轉念一想,又覺得很正常,因為他是汪韌,這就是他會幹出來的事。

羅雨微說:“謝謝你,汪韌,這是我這輩子收到的最有意思的禮物,我非常非常喜歡。”

汪韌的臉還是紅通通的,忍不住也笑起來:“你別安慰我,我知道這很幼稚,我自己都覺得難為情,以後一定送你一些值錢的東西,這次……失策了。”

“沒有!我真的很喜歡!幼稚歸幼稚,喜歡歸喜歡,禮物又不是用錢的多少來衡量的。”羅雨微把那幾個小印章收起來,“我拿走咯。”

“嗯,拿走吧。”汪韌指指他的“汪汪”,“你把我的也拿走,放一塊兒不容易丟。”

“好。”羅雨微喜笑顏開,把五個木頭印章和一盒印泥都收去了自己房裏。

汪韌松了口氣,心想以後一定不能再做這麽丟臉的事,看了眼時間,小公雞解凍得差不多了,他起身來到廚房,準備燉湯。

一會兒後,羅雨微背著手來到他身邊,看著汪韌把整雞放進砂鍋,加上適量的水、黃酒、生姜片、火腿片、幹貝和羊肚菌,蓋上鍋蓋,放到竈臺上大火開燉。

“要燉多久?”羅雨微探頭探腦。

汪韌說:“大火十分鐘,再小火一小時。”

“不用加鹽嗎?”

“要加的,開鍋後再調味,還要放點枸杞,其實很簡單,學會了嗎?”

羅雨微點點頭:“學會了,就是調料的多少可能掌握不好。”

汪韌閑閑地倚靠在廚櫃上,說:“多試幾次就行,做菜嘛,不是一次就能成功的。”

羅雨微:“哦。”

“那個……九點多了。”汪韌遲疑著說,“這個雞……一會兒好了,要不你自己調下味?我晚飯吃得挺飽的,就不和你一起吃了,我差不多……該走了。”

羅雨微忽閃著大眼睛看他:“你不和我一起吃?”

“嗯。”汪韌說,“等下其實就只剩放鹽了,枸杞不放都沒關系,你應該能搞定。”

羅雨微說:“我怕我鹽會放多。”

汪韌:“你就一點點放,邊放邊嘗味道,不會放多的。”

羅雨微撅起嘴:“這個雞這麽大只,你也沒切成小塊,我怎麽吃啊?”

汪韌說:“燉完了用剪刀剪,飯店裏都那樣。”

“你這服務很不到位哎!”羅雨微一臉的不樂意,“它很燙的,怎麽剪啊?用手拿嗎?”

汪韌:“……”

“九點多了。”他又重覆了一遍,“如果等到它燉完,都快十一點了。”

羅雨微:“所以呢?”

汪韌:“那麽晚,我爸都睡了,我回去會吵到他。”

羅雨微脫口而出:“那你可以不回去的嘛。”

汪韌:“……”

“這裏本來就是你家,你都洗過澡了,再出門走一圈,不是又會出一身汗嗎?”羅雨微瞪著汪韌,“明天是禮拜天,你也不上班,你要是想回去和你爸搭夥吃飯,可以起床了再過去。這個雞這麽大只,我一個人四分之一都吃不到,你剛才也不說你不吃,早知道我就不讓你做了,你真的很討厭哎……”

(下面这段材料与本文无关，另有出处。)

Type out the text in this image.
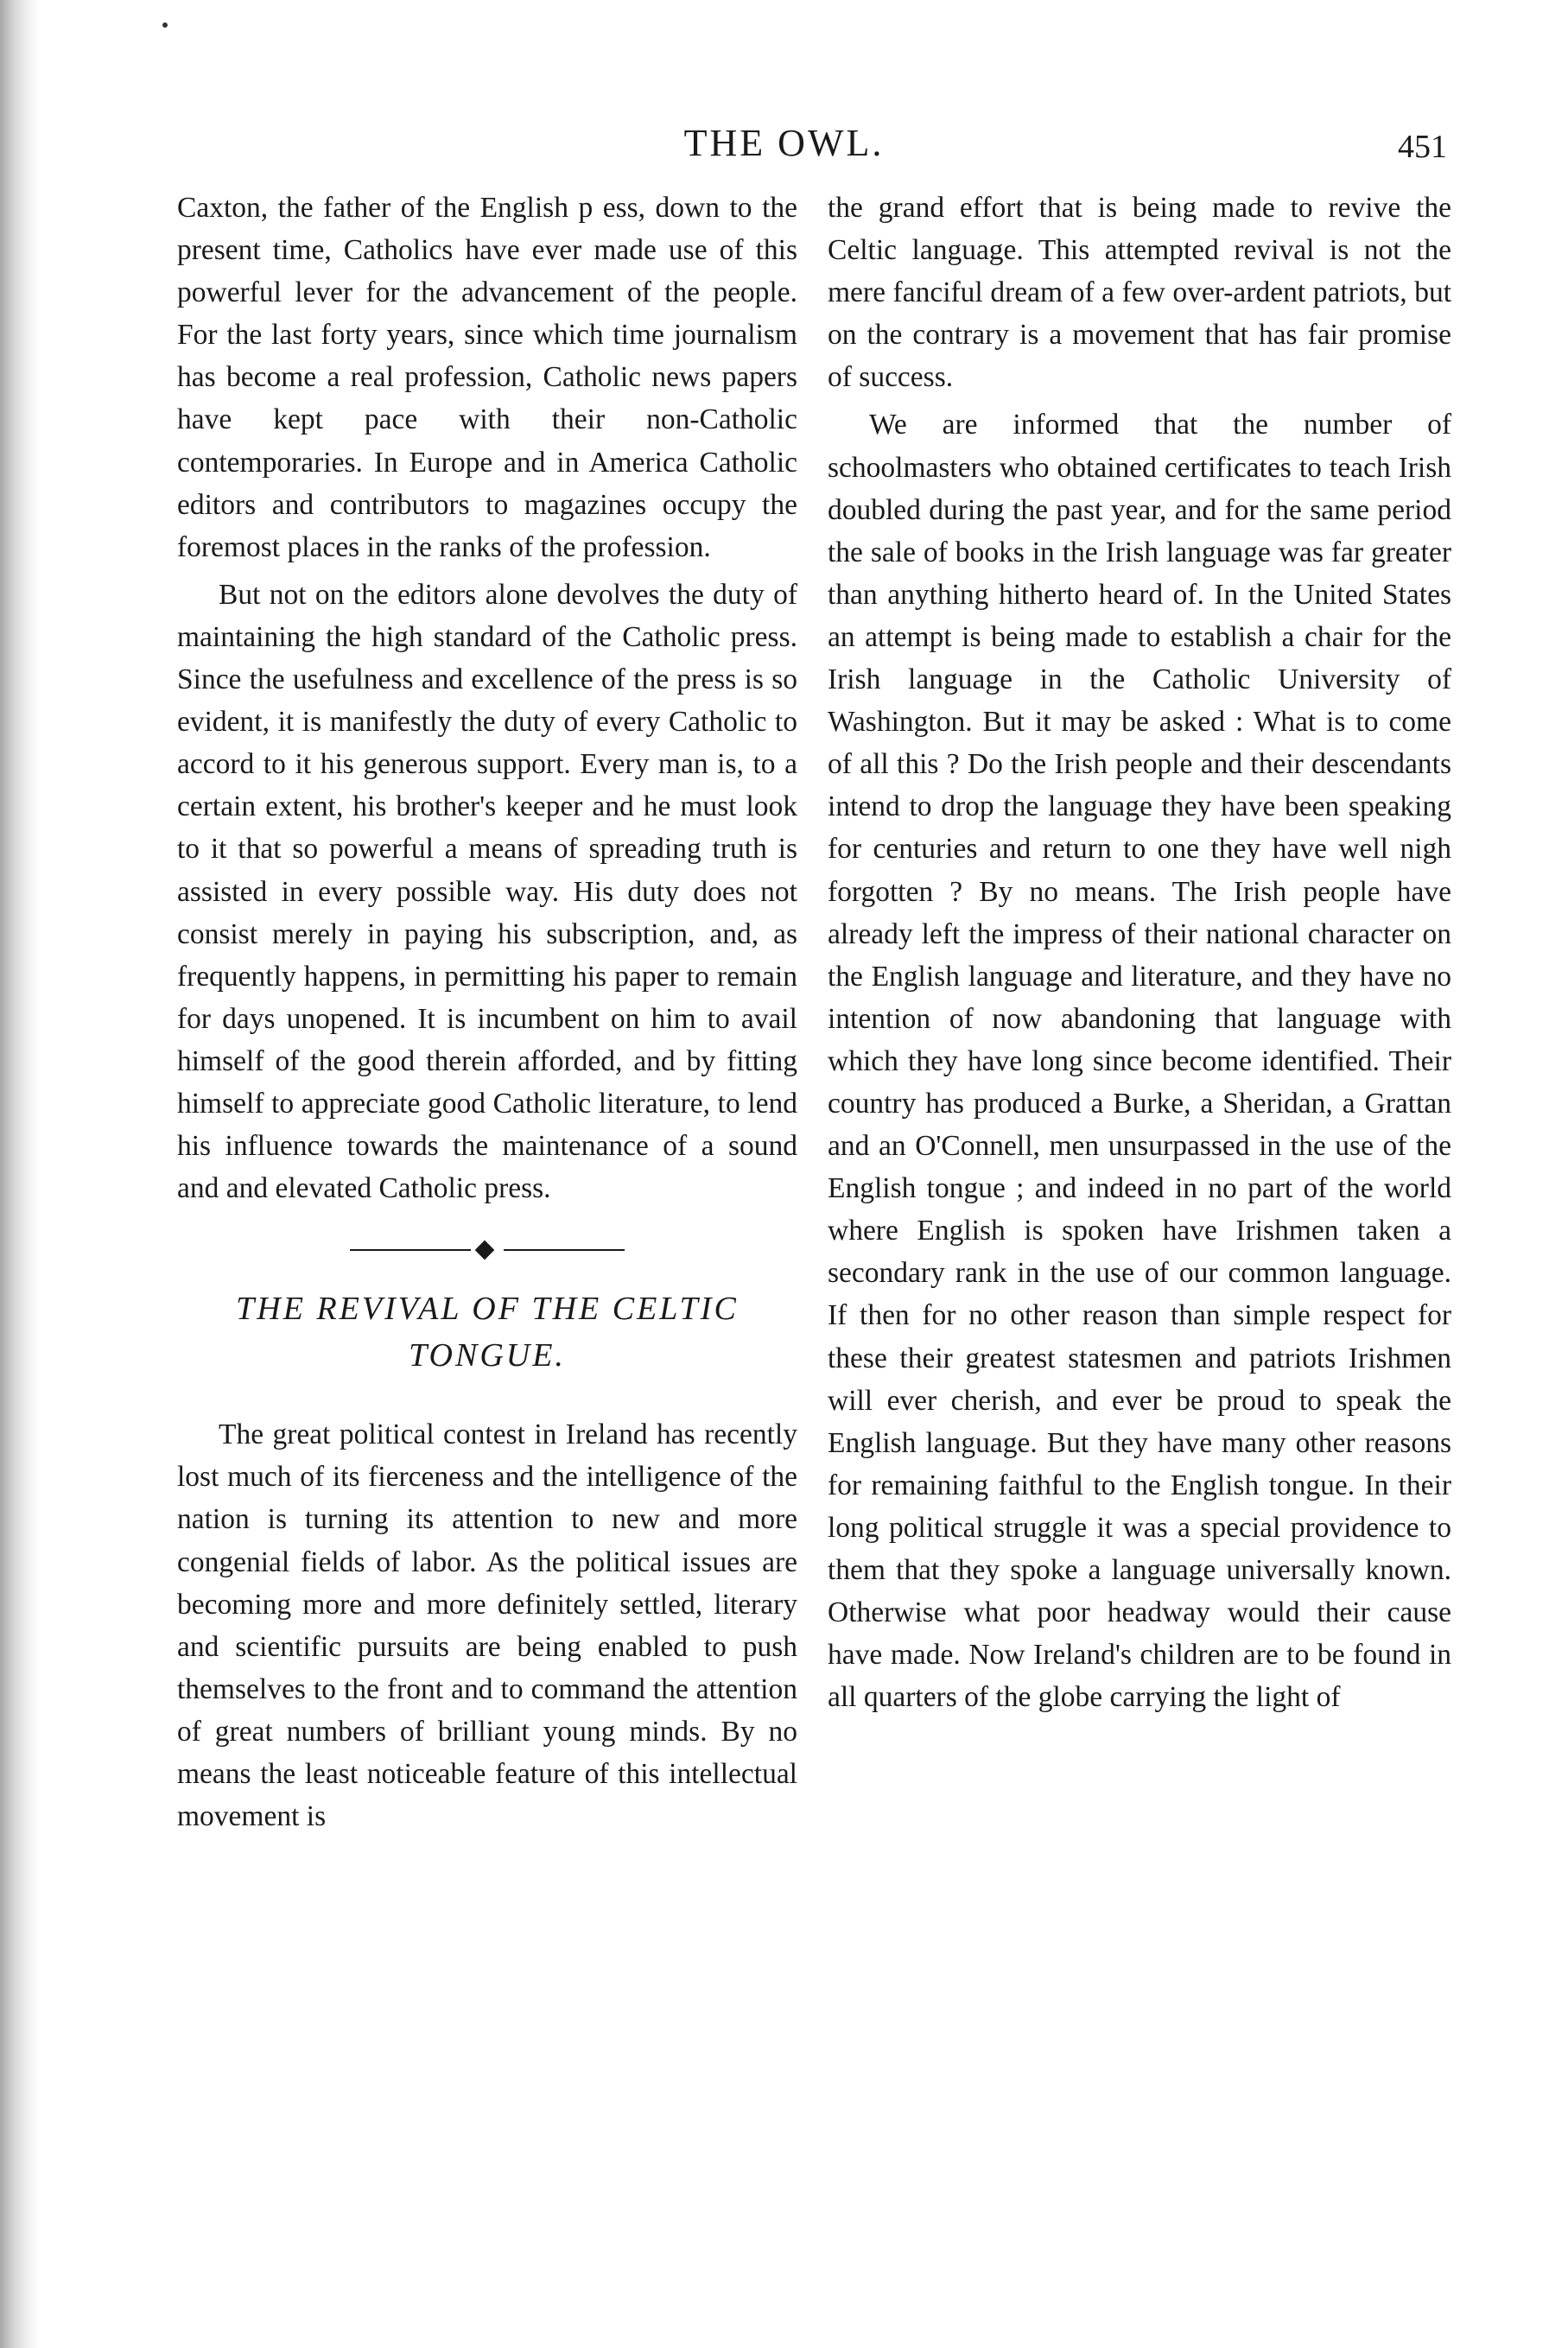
THE OWL.	451

Caxton, the father of the English p ess, down to the present time, Catholics have ever made use of this powerful lever for the advancement of the people. For the last forty years, since which time journalism has become a real profession, Catholic news papers have kept pace with their non-Catholic contemporaries. In Europe and in America Catholic editors and contributors to magazines occupy the foremost places in the ranks of the profession.

But not on the editors alone devolves the duty of maintaining the high standard of the Catholic press. Since the usefulness and excellence of the press is so evident, it is manifestly the duty of every Catholic to accord to it his generous support. Every man is, to a certain extent, his brother's keeper and he must look to it that so powerful a means of spreading truth is assisted in every possible way. His duty does not consist merely in paying his subscription, and, as frequently happens, in permitting his paper to remain for days unopened. It is incumbent on him to avail himself of the good therein afforded, and by fitting himself to appreciate good Catholic literature, to lend his influence towards the maintenance of a sound and and elevated Catholic press.

THE REVIVAL OF THE CELTIC
TONGUE.

The great political contest in Ireland has recently lost much of its fierceness and the intelligence of the nation is turning its attention to new and more congenial fields of labor. As the political issues are becoming more and more definitely settled, literary and scientific pursuits are being enabled to push themselves to the front and to command the attention of great numbers of brilliant young minds. By no means the least noticeable feature of this intellectual movement is

the grand effort that is being made to revive the Celtic language. This attempted revival is not the mere fanciful dream of a few over-ardent patriots, but on the contrary is a movement that has fair promise of success.

We are informed that the number of schoolmasters who obtained certificates to teach Irish doubled during the past year, and for the same period the sale of books in the Irish language was far greater than anything hitherto heard of. In the United States an attempt is being made to establish a chair for the Irish language in the Catholic University of Washington. But it may be asked : What is to come of all this ? Do the Irish people and their descendants intend to drop the language they have been speaking for centuries and return to one they have well nigh forgotten ? By no means. The Irish people have already left the impress of their national character on the English language and literature, and they have no intention of now abandoning that language with which they have long since become identified. Their country has produced a Burke, a Sheridan, a Grattan and an O'Connell, men unsurpassed in the use of the English tongue ; and indeed in no part of the world where English is spoken have Irishmen taken a secondary rank in the use of our common language. If then for no other reason than simple respect for these their greatest statesmen and patriots Irishmen will ever cherish, and ever be proud to speak the English language. But they have many other reasons for remaining faithful to the English tongue. In their long political struggle it was a special providence to them that they spoke a language universally known. Otherwise what poor headway would their cause have made. Now Ireland's children are to be found in all quarters of the globe carrying the light of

“好好好,我留下我留下,總行了吧?”汪韌站直身子,舉起雙手作投降狀,“先說好,是你要我留下來的,租房協議雖然沒簽,口頭上我們也是約定過的,整套房子都歸你,我不回來住,我就是怕你覺得……有個男的在家裏,你會不方便。”

“這是你家,又不是我家。”羅雨微轉身往外走,“我都沒怕呢,你怕啥。”

看著那抹白色身影消失在門外,汪韌偏過頭,“嗤嗤嗤”地笑了起來。

他的確沒想好這一晚是走還是留,當然,他知道自己即使留下,也不會和羅雨微發生些什麽,肯定是一人一個房間,一人一個廁所,在生活上不會打擾對方。

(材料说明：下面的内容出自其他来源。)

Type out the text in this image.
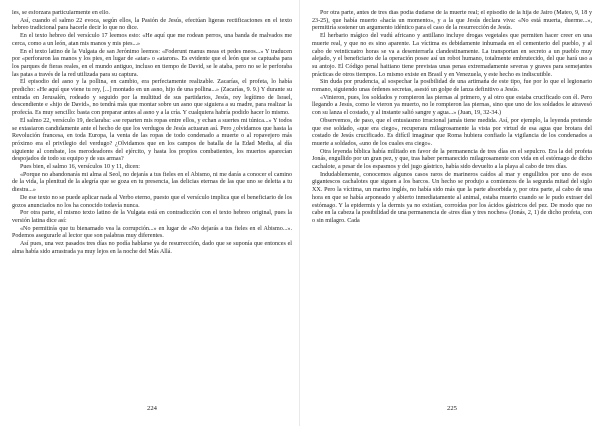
les, se esforzara particularmente en ello.

Así, cuando el salmo 22 evoca, según ellos, la Pasión de Jesús, efectúan ligeras rectificaciones en el texto hebreo tradicional para hacerle decir lo que no dice.

En el texto hebreo del versículo 17 leemos esto: «He aquí que me rodean perros, una banda de malvados me cerca, como a un león, atan mis manos y mis pies...»

En el texto latino de la Vulgata de san Jerónimo leemos: «Foderunt manus meas et pedes meos...» Y traducen por «perforaron las manos y los pies, en lugar de «atar» o «ataron». Es evidente que el león que se captuaba para los parques de fieras reales, en el mundo antiguo, incluso en tiempo de David, se le ataba, pero no se le perforaba las patas a través de la red utilizada para su captura.

El episodio del asno y la pollina, en cambio, era perfectamente realizable. Zacarías, el profeta, lo había predicho: «He aquí que viene tu rey, [...] montado en un asno, hijo de una pollina...» (Zacarías, 9. 9.) Y durante su entrada en Jerusalén, rodeado y seguido por la multitud de sus partidarios, Jesús, rey legítimo de Israel, descendiente e «hijo de David», no tendrá más que montar sobre un asno que siguiera a su madre, para realizar la profecía. Es muy sencillo: basta con preparar antes al asno y a la cría. Y cualquiera habría podido hacer lo mismo.

El salmo 22, versículo 19, declaraba: «se reparten mis ropas entre ellos, y echan a suertes mi túnica...» Y todos se extasiaron candidamente ante el hecho de que los verdugos de Jesús actuaran así. Pero ¿olvidamos que hasta la Revolución francesa, en toda Europa, la venta de las ropas de todo condenado a muerte o al ropavejero más próximo era el privilegio del verdugo? ¿Olvidamos que en los campos de batalla de la Edad Media, al día siguiente al combate, los merodeadores del ejército, y hasta los propios combatientes, los muertos aparecían despojados de todo su equipo y de sus armas?

Pues bien, el salmo 16, versículos 10 y 11, dicen:

«Porque no abandonarás mi alma al Seol, no dejarás a tus fieles en el Abismo, ni me darás a conocer el camino de la vida, la plenitud de la alegría que se goza en tu presencia, las delicias eternas de las que uno se deleita a tu diestra...»

De ese texto no se puede aplicar nada al Verbo eterno, puesto que el versículo implica que el beneficiario de los gozos anunciados no los ha conocido todavía nunca.

Por otra parte, el mismo texto latino de la Vulgata está en contradicción con el texto hebreo original, pues la versión latina dice así:

«No permitirás que tu bienamado vea la corrupción...» en lugar de «No dejarás a tus fieles en el Abismo...». Podemos asegurarle al lector que son palabras muy diferentes.

Así pues, una vez pasados tres días no podía hablarse ya de resurrección, dado que se suponía que entonces el alma había sido arrastrada ya muy lejos en la noche del Más Allá.

224

Por otra parte, antes de tres días podía dudarse de la muerte real; el episodio de la hija de Jairo (Mateo, 9, 18 y 23-25), que había muerto «hacía un momento», y a la que Jesús declara viva: «No está muerta, duerme...», permitiría sostener un argumento idéntico para el caso de la resurrección de Jesús.

El herbario mágico del vudú africano y antillano incluye drogas vegetales que permiten hacer creer en una muerte real, y que no es sino aparente. La víctima es debidamente inhumada en el cementerio del pueblo, y al cabo de veinticuatro horas se va a desenterrarla clandestinamente. La transportan en secreto a un pueblo muy alejado, y el beneficiario de la operación posee así un robot humano, totalmente embrutecido, del que hará uso a su antojo. El Código penal haitiano tiene previstas unas penas extremadamente severas y graves para semejantes prácticas de otros tiempos. Lo mismo existe en Brasil y en Venezuela, y este hecho es indiscutible.

Sin duda por prudencia, al sospechar la posibilidad de una artimaña de este tipo, fue por lo que el legionario romano, siguiendo unas órdenes secretas, asestó un golpe de lanza definitivo a Jesús.

«Vinieron, pues, los soldados y rompieron las piernas al primero, y al otro que estaba crucificado con él. Pero llegando a Jesús, como le vieron ya muerto, no le rompieron las piernas, sino que uno de los soldados le atravesó con su lanza el costado, y al instante salió sangre y agua...» (Juan, 19, 32-34.)

Observemos, de paso, que el entusiasmo irracional jamás tiene medida. Así, por ejemplo, la leyenda pretende que ese soldado, «que era ciego», recuperara milagrosamente la vista por virtud de esa agua que brotara del costado de Jesús crucificado. Es difícil imaginar que Roma hubiera confiado la vigilancia de los condenados a muerte a soldados, «uno de los cuales era ciego».

Otra leyenda bíblica había militado en favor de la permanencia de tres días en el sepulcro. Era la del profeta Jonás, engullido por un gran pez, y que, tras haber permanecido milagrosamente con vida en el estómago de dicho cachalote, a pesar de los espasmos y del jugo gástrico, había sido devuelto a la playa al cabo de tres días.

Indudablemente, conocemos algunos casos raros de marineros caídos al mar y engullidos por uno de esos gigantescos cachalotes que siguen a los barcos. Un hecho se produjo a comienzos de la segunda mitad del siglo XX. Pero la víctima, un marino inglés, no había sido más que la parte absorbida y, por otra parte, al cabo de una hora en que se había arponeado y abierto inmediatamente al animal, estaba muerto cuando se le pudo extraer del estómago. Y la epidermis y la dermis ya no existían, corroídas por los ácidos gástricos del pez. De modo que no cabe en la cabeza la posibilidad de una permanencia de «tres días y tres noches» (Jonás, 2, 1) de dicho profeta, con o sin milagro. Cada

225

只是,通過之前的幾次試探,包括在上海時的交往,汪韌以為羅雨微會很堅守立場,不會允許他留下。她對他的態度一直很矛盾,大多數時候都在推開他,只有最近幾次見面,她的態度才有所松動。

如果她不願意,他肯定會離開,這沒有二話。

誰知道,這次的試探結果令汪韌感到意外,羅雨微不僅沒趕他,還用了很多奇怪的理由來把他留下。

這說明了什麽?

汪韌三十歲了,雖然剛做過一件小學生才會做的幼稚事,但他不是真的小學生啊,他是個成年男性,畢業於高等院校,擁有碩士學歷,盡管戀愛經歷為零,卻有著優越的社交能力。

他會察言觀色,也會揣摩人心。

他知道什麽時候適合做什麽樣的事,在職場上混得游刃有餘,因為為人真誠,處事妥帖,處理人際關系也從無障礙。

面對羅雨微,他本來並不著急,想慢慢了解,慢慢熟悉,可現在……他覺得,也許,他可以再試一次了。